Я не сразу сообразил, что это он меня спрашивает.
— Не знаю, — сказал я. — Иногда мне кажется — да. — Но, подумав, добавил: — Нет, пожалуй, не любит.
— Все бы ничего, — сказал отец, — если б я знал, что от этого есть какой-то толк. Но я не умею поддерживать дисциплину. Мой отец, бедняга, тоже не умел.
— Вы не учитель, — сказал ему док Апплтон. — Вы сами ученик. Отсюда и нервное напряжение. А от нервного напряжения — излишек желудочного сока. Значит, Джордж, симптомы, о которых вы говорили, может дать обыкновенный колит. Постоянное раздражение пищеварительного тракта вызывает боль и ощущение наполненности в заднем проходе. Так что, пока не сделан рентген, на этом и остановимся.
— Я готов и дальше тянуть эту бессмысленную лямку, — сказал отец, — мне бы только знать, для чего все это? Кого ни спрошу, никто не может мне ответить.
— А Зиммерман что говорит?
— Ничего он не говорит. Ему на руку, когда человек не знает, на каком он свете. Он-то умеет поддерживать дисциплину, а мы, бедняги, его подчиненные, не умеем, вот он над нами и смеется. У меня его смех все время в ушах стоит.
— У нас с Зиммерманом всегда были разные взгляды, — сказал док Апплтон и вздохнул. — Вы ведь знаете, мы в одном классе учились.
— Нет, не знаю.
Отец покривил душой. Даже я это знал, не раз слышал от дока Апплтона. Он не мог говорить о Зиммермане спокойно. Это было его больным местом. Отцовская покорность меня взбесила — слушай теперь длиннющую, жеваную-пережеванную историю.

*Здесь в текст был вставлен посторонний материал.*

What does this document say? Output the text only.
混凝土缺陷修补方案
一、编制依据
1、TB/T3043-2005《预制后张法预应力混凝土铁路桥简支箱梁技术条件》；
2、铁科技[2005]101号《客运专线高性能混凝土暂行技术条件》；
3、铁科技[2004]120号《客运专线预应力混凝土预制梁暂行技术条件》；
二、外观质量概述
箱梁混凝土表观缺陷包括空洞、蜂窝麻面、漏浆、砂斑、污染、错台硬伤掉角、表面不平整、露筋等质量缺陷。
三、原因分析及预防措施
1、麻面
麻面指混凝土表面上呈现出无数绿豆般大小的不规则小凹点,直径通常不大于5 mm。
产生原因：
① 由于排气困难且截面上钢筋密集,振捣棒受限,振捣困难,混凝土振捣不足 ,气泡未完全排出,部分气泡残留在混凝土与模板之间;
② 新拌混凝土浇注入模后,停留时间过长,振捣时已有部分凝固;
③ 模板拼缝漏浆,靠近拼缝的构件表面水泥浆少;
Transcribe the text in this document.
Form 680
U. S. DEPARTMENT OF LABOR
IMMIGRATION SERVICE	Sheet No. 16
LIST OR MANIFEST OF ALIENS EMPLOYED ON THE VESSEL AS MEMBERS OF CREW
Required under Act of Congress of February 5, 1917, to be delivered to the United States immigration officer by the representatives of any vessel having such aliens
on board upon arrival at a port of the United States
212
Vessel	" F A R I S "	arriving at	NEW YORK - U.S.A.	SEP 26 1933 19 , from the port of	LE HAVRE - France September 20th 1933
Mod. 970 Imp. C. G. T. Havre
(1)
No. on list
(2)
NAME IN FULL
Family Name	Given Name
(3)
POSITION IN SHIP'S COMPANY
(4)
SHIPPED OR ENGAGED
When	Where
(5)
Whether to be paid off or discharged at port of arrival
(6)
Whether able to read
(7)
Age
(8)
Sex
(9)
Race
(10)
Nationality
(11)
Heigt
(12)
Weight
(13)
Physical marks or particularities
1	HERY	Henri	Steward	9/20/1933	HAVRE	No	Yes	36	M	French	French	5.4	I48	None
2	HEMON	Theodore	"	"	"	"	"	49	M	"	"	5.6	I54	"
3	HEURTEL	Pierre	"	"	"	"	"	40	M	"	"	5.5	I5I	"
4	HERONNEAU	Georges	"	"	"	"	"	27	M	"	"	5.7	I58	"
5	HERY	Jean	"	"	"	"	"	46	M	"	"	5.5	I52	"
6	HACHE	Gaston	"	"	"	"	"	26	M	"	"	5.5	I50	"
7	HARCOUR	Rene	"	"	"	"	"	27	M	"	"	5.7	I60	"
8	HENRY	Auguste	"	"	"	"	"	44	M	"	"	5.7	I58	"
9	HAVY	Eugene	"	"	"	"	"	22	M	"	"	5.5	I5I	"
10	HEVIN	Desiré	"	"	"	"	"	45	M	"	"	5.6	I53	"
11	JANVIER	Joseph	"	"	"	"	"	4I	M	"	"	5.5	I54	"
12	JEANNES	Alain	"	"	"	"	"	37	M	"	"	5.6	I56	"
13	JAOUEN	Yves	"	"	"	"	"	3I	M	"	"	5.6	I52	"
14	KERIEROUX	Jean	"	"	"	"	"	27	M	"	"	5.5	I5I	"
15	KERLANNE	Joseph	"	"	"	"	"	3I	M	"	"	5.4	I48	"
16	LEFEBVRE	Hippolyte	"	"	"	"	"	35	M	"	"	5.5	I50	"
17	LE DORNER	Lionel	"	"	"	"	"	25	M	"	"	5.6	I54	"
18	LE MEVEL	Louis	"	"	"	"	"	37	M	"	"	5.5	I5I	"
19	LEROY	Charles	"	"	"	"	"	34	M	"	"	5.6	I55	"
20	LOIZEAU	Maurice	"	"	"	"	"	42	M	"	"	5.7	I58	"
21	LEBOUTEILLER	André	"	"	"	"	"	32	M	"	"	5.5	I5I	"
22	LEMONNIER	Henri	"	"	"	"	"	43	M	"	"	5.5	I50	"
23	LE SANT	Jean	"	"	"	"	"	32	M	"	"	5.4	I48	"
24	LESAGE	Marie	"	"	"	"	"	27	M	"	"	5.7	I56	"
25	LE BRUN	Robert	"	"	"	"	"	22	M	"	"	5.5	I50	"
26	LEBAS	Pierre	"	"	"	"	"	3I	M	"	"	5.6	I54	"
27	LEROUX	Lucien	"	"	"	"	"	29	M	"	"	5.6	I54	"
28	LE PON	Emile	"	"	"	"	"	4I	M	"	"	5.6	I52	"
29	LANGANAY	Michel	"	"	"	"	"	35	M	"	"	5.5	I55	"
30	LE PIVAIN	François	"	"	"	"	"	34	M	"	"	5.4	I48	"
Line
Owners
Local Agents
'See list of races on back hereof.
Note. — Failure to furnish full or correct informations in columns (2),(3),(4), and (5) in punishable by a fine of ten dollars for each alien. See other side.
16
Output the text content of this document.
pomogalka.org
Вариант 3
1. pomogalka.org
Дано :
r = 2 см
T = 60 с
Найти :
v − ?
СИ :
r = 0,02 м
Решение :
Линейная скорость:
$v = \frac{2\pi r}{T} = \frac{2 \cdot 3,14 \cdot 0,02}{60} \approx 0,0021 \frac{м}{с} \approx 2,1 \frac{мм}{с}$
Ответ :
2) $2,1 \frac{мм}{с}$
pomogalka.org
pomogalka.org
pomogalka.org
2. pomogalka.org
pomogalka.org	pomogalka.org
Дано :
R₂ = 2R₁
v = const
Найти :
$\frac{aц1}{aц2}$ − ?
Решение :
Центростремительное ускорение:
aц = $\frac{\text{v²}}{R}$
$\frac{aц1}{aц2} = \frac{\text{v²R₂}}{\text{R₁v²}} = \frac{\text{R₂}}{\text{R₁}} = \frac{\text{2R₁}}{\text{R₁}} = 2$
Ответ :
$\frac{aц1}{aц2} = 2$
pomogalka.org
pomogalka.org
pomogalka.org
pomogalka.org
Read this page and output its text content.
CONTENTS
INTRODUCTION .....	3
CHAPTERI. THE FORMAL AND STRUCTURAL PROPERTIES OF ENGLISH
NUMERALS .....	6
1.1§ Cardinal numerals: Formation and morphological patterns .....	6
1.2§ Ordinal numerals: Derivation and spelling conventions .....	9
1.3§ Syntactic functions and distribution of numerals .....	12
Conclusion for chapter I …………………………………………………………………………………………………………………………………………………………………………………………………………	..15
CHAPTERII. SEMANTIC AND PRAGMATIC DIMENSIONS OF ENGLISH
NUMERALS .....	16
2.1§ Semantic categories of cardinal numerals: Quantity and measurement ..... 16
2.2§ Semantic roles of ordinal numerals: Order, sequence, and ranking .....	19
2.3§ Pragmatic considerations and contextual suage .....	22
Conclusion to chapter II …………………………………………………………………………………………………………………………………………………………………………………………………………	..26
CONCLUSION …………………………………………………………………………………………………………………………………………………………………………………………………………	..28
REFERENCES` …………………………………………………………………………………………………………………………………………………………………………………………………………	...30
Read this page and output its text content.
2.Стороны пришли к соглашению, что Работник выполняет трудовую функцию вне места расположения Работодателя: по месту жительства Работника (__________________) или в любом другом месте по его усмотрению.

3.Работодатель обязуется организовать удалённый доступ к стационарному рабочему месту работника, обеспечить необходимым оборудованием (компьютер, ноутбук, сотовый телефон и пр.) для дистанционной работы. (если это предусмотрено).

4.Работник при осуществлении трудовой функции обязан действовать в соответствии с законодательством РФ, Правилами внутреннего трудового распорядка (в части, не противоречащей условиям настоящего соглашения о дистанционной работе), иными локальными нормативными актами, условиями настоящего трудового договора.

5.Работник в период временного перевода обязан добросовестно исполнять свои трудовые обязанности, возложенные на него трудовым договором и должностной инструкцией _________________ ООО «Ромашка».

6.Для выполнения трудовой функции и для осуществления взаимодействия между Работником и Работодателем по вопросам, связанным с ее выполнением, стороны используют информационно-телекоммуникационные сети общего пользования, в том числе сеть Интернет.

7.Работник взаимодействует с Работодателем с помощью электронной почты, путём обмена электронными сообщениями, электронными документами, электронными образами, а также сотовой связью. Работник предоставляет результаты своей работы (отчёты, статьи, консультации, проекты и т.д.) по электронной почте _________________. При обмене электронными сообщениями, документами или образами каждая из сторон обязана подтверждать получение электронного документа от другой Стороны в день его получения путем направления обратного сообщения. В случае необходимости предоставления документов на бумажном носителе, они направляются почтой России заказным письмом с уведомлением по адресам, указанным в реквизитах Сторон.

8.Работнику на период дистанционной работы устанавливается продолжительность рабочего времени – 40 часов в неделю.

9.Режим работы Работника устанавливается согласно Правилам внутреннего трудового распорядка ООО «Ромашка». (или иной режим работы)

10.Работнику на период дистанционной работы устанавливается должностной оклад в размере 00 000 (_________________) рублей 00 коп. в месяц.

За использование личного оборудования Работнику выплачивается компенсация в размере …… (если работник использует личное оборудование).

— Как же, — сказал док Апплтон, хлопая глазами от удивления, что отец не знает общеизвестного, — всю олинджерскую школу вместе прошли, от первого класса до последнего. — Он откинулся в своем как по мерке сделанном кресле. — Когда мы родились, наш городок назывался не Олинджер, а Тилден, в честь этого человека, которого так бессовестно прокатили на выборах. Старик Олинджер еще владел всей землей к северу от нынешней трамвайной линии и к востоку с того места, где теперь картонажная фабрика. Помню, видел я, как он ехал на лошадях в Олтон, маленький такой старикашка, не выше пяти футов ростом, в черной шляпе и с огромными усищами, ими впору столовое серебро чистить. У него было три сына: Кот, который раз ночью свихнулся и убил мотыгой трех бычков, Брайн, тот, что прижил ребенка с их поварихой-негритянкой, и Гай, младший, — этот продал землю перекупщикам и умер от того, что слишком уж усердно старался промотать денежки. Кот, Брани и Гай — все они уже в землю легли. Так о чем это я?
— О Зиммермане и о себе, — подсказал я.
Мое дерзкое нетерпение не укрылось от него; он взглянул на меня мимо головы отца и задумчиво скривил нижнюю губу.